Diretoria da Macaca cria equipe de observadores que acompanhará jogos de diversos times da Copa São Paulo em busca de talentos

A Base da Ponte Preta revelou grandes talentos nos últimos anos, profissionais como – apenas para citar um – o goleiro Ivan, convocado uma vez pela Seleção Brasileira profissional e quatro vezes pela Seleção Pré-Olímpica, inclusive para a disputa que valerá vaga em Tóquio no ano que vem. Assim como a Ponte, outros times também revelam grandes potenciais na Base e irão mostrar os melhores deles na Copa São Paulo 2020, disputada por 128 equipes nacionais. E é justamente pensando nisso que a diretoria da Ponte criou uma equipe de observadores que irá identificar de perto novos talentos que poderão ser captados para enriquecer a Base e, quem sabe, até mesmo integrar futuramente o time profissional da Macaca.

“Nosso presidente, Tiãozinho, surgiu com a ideia que achamos excelente e, baseados nessa diretriz, criamos o projeto que, estamos certos, nos trará bons frutos. A ideia é termos observadores não só nos jogos da Ponte, onde podemos ver o desenvolvimento de atletas que já são nossos e dos adversários da Macaca, mas também observar outros grupos em cidades diferentes, identificando outros craques e fazendo um verdadeiro banco de dados”, conta Fábio Abdalla, diretor das categorias de Base e integrante da Comissão de Futebol Profissional alvinegra.

O Executivo de Futebol Gustavo Bueno, que também faz parte do projeto, dá mais detalhes. “Nosso auxiliar técnico Felipe Moreira irá acompanhar todos os nossos jogos na Copa São Paulo e, além dele, teremos mais quatro captadores que observarão duas sedes ao mesmo tempo, em cidades vizinhas, divididas por até 60, 90 quilômetros – fizemos um estudo das sedes e selecionamos as que entendemos ser as com mais potencial para serem observadas pelos monitores. O coordenador técnico Fabinho Moreno, que tem grande expertise nesta área, elaborou modelos de relatórios para detectar os jogadores com potencial e haverá uma reunião de treinamento já nesta segunda-feira, 30, com a equipe”, explica.

O próprio Fabinho Moreno explica mais sobre o trabalho, que se inicia em 2 de janeiro, data da abertura do evento – a Macaca estreia na tarde do dia 3, em Osvaldo Cruz, contra os donos da casa.  “É uma adaptação do trabalho que fizemos nas Olimpíadas de 2016, quando o Brasil ganhou ouro. Nas primeiras fases daquela competição, assim como nesta, você não previa quem seriam os adversários futuros, então fazíamos um relatório que contemplava a partida e não apenas os times em si. Ou seja, o relatório vai servir de base tanto para observação de futuras aquisições, banco de dados, como ao mesmo tempo poderá ser utilizado pela Comissão Técnica para analisar um dos times caso ele venha a se tornar um oponente nosso na Copinha”, diz.

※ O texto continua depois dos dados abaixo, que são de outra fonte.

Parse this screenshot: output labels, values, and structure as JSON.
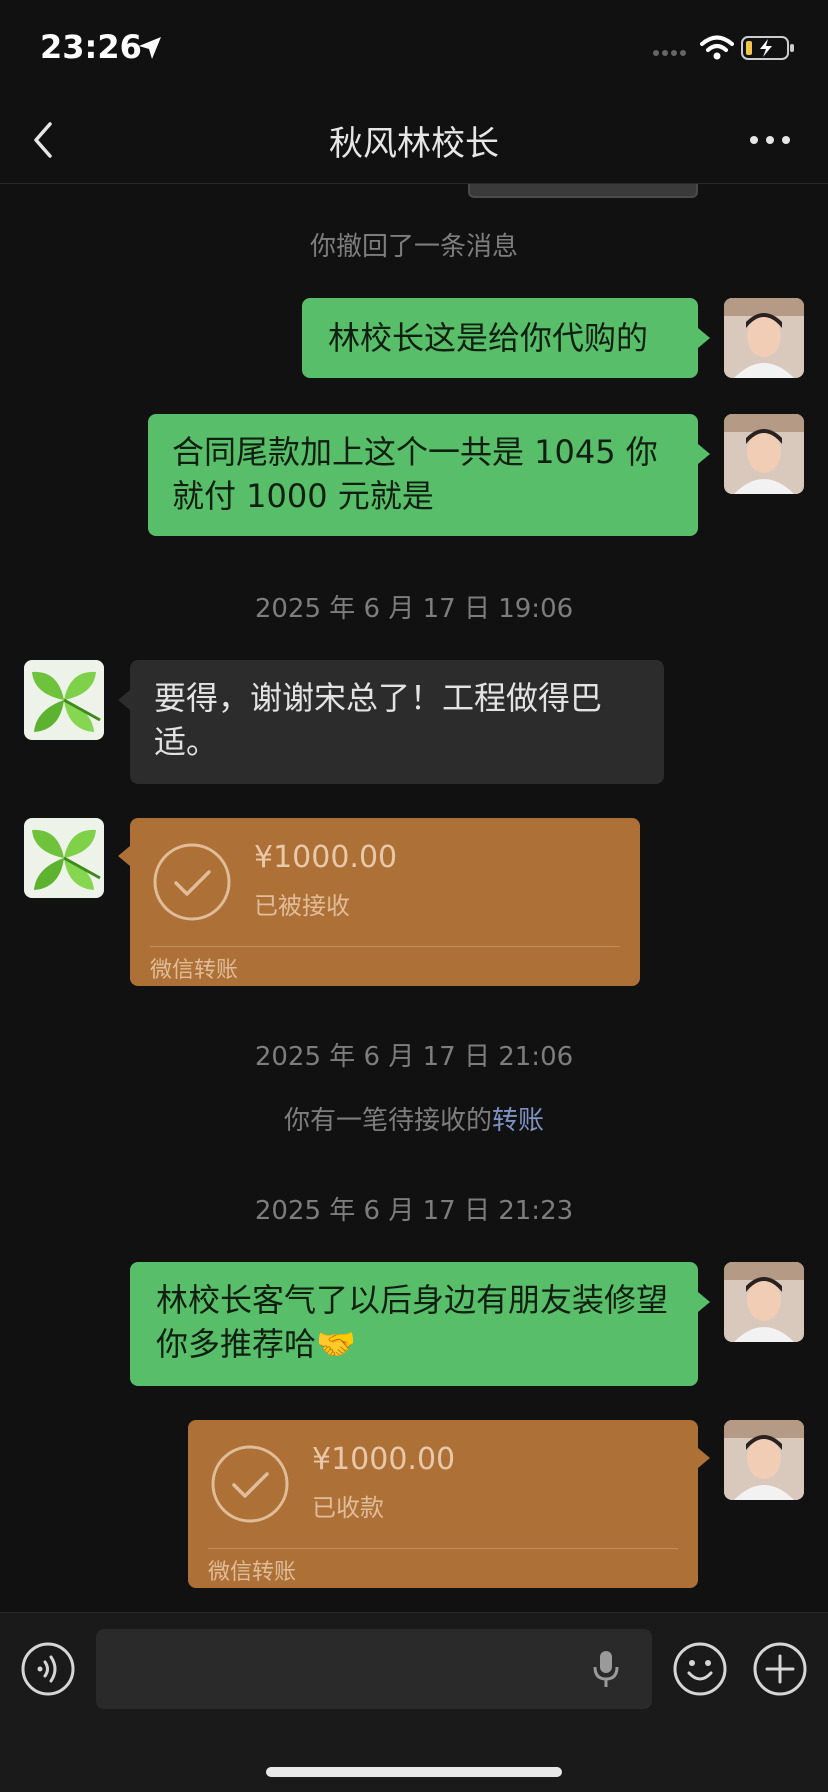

Na prática, acrescenta Moreno, é tanto um relato esportivo – uma análise técnica e tática das equipes para caso a Ponte venha a enfrentá-las –  quanto competitivo e de mercado. “Dentro de cada relatório haverá informações individuais dos atletas. Estou passando para todos que o primeiro ponto importante quando se prospecta um atleta para a Ponte é identificar se tem o perfil Ponte Preta. Os jogadores que se dão bem na Ponte têm um tipo de comportamento em campo que precisa ser identificado”, explica.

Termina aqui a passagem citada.